Tinaroo apicicollis

Scientific classification
- Domain: Eukaryota
- Kingdom: Animalia
- Phylum: Arthropoda
- Class: Insecta
- Order: Coleoptera
- Suborder: Polyphaga
- Infraorder: Staphyliniformia
- Family: Staphylinidae
- Genus: Tinaroo
- Species: T. apicicollis
- Binomial name: Tinaroo apicicollis (Lea, 1911)
- Synonyms: Batrisodes apicicollis Lea, 1911

= Tinaroo apicicollis =

- Authority: (Lea, 1911)
- Synonyms: Batrisodes apicicollis Lea, 1911

Species of beetle

Tinaroo apicicollis is a beetle in the Staphylinidae family, which is found in New South Wales.
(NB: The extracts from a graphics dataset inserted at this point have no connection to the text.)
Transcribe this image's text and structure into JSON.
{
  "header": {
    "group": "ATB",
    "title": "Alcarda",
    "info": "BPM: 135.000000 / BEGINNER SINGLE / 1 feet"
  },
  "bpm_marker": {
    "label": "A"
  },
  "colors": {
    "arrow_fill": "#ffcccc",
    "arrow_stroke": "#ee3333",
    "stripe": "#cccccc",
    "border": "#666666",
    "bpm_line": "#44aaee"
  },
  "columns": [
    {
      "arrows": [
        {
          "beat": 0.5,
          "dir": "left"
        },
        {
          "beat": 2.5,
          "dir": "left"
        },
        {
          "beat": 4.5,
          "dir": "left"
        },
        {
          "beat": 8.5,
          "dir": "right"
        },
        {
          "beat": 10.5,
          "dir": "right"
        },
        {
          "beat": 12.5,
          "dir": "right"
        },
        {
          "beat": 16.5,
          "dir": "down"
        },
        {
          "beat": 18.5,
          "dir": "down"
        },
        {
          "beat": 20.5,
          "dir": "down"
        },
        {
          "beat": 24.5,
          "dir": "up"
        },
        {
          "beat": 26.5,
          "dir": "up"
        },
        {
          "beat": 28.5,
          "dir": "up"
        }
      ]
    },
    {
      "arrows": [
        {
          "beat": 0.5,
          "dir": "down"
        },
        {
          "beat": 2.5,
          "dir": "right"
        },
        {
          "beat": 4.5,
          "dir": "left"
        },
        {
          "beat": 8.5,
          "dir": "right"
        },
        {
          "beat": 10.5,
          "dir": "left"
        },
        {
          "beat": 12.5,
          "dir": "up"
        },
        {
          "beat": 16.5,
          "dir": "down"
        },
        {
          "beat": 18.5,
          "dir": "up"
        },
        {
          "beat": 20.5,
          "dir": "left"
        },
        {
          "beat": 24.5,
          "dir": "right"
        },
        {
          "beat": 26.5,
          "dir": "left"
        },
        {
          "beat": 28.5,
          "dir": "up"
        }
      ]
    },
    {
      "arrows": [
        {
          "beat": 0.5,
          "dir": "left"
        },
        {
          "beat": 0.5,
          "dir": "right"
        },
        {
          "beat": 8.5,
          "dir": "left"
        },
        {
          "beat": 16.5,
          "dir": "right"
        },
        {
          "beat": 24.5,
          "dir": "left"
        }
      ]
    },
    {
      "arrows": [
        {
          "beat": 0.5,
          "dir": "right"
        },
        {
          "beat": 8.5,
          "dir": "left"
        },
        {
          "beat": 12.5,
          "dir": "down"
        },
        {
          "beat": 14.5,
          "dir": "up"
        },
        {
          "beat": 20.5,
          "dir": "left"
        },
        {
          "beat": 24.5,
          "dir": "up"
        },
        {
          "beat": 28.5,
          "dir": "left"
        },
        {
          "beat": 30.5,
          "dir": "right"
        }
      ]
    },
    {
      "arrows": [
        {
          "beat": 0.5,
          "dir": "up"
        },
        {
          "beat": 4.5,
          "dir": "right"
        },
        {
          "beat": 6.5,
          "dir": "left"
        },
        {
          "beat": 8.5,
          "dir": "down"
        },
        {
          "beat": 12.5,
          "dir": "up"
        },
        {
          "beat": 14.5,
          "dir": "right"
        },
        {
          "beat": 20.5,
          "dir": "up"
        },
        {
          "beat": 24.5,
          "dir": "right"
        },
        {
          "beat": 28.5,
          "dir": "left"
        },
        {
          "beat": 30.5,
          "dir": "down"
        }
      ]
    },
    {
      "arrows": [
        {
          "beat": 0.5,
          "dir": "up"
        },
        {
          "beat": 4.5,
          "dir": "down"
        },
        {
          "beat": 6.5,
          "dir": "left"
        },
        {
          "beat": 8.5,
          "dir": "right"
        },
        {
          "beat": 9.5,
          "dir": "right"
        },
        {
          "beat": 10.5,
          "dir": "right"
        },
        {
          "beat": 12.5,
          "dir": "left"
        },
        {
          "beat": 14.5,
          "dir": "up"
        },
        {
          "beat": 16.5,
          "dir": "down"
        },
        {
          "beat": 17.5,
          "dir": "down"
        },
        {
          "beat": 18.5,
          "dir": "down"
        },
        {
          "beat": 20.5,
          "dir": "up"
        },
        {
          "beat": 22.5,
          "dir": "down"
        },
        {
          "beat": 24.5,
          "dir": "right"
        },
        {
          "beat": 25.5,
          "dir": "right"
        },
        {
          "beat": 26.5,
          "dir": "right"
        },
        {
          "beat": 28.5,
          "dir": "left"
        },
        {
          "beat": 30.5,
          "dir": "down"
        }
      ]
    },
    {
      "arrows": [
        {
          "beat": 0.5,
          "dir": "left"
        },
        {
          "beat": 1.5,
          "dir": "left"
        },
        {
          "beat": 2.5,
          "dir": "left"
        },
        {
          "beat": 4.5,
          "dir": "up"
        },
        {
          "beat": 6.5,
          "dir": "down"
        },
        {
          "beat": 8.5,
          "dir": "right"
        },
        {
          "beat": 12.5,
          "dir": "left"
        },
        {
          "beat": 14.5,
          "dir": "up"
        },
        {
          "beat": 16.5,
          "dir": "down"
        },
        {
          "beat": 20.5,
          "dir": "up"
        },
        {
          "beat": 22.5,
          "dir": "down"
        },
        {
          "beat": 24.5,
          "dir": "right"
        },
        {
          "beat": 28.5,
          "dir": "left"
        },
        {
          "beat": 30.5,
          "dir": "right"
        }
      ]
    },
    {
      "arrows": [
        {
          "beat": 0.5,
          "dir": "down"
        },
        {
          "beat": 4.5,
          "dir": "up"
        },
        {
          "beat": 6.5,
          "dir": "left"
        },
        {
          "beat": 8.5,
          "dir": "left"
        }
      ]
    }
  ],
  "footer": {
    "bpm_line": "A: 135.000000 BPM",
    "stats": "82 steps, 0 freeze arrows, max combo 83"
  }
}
It was first described by Arthur Mills Lea in 1911 as Batrisodes apicicollis from a male specimen collected in the Illawarra.

==Description==
Lea describes the species:
Male: Colour and clothing much as in the preceding species. Head rather convex; aiitennary tubercles rather small, a narrow impression between them; with a rather large ovate fovea close to each eye, closed behind but open in front; base obtusely notched. Antennae as in B. tenuicornis. Prothorax slightly longer than wide, widest at about apical third, thence strongly narrowed to apex and subarcuate to base; with deep irregular impressions; disc strongly raised. Elytra with dorsal striae distinct only on basal slope, but traceable to basal third; shoulders unarmed. Metasternum strongly impressed along middle. Trochanters unarmed. Length 2 1/6 mm.

Hab. — N.S.Wales: lllawarra (H. J. Carter).

The prothorax is very irregularly sculptured; near the base there is a deep fovea, from some directions appearing almost round, from others somewhat V-shaped and shallowly and irregularly connected with the sides. On each side of the base there is a small isolated fovea, and two suboblique impressions close together and connected at their apices. The dilated sides about the apex have distinct punctures, and are separated from the disc by deep lines. The disc is strongly raised and is triangularly pointed in front (a character which will readily distinguish it from the preceding species), the point being level with the middle of the dilated lateral parts; the whole of the space in front, and at the sides of it, is largely and irregularly impressed, but the impressions are somewhat obscured by the clothing.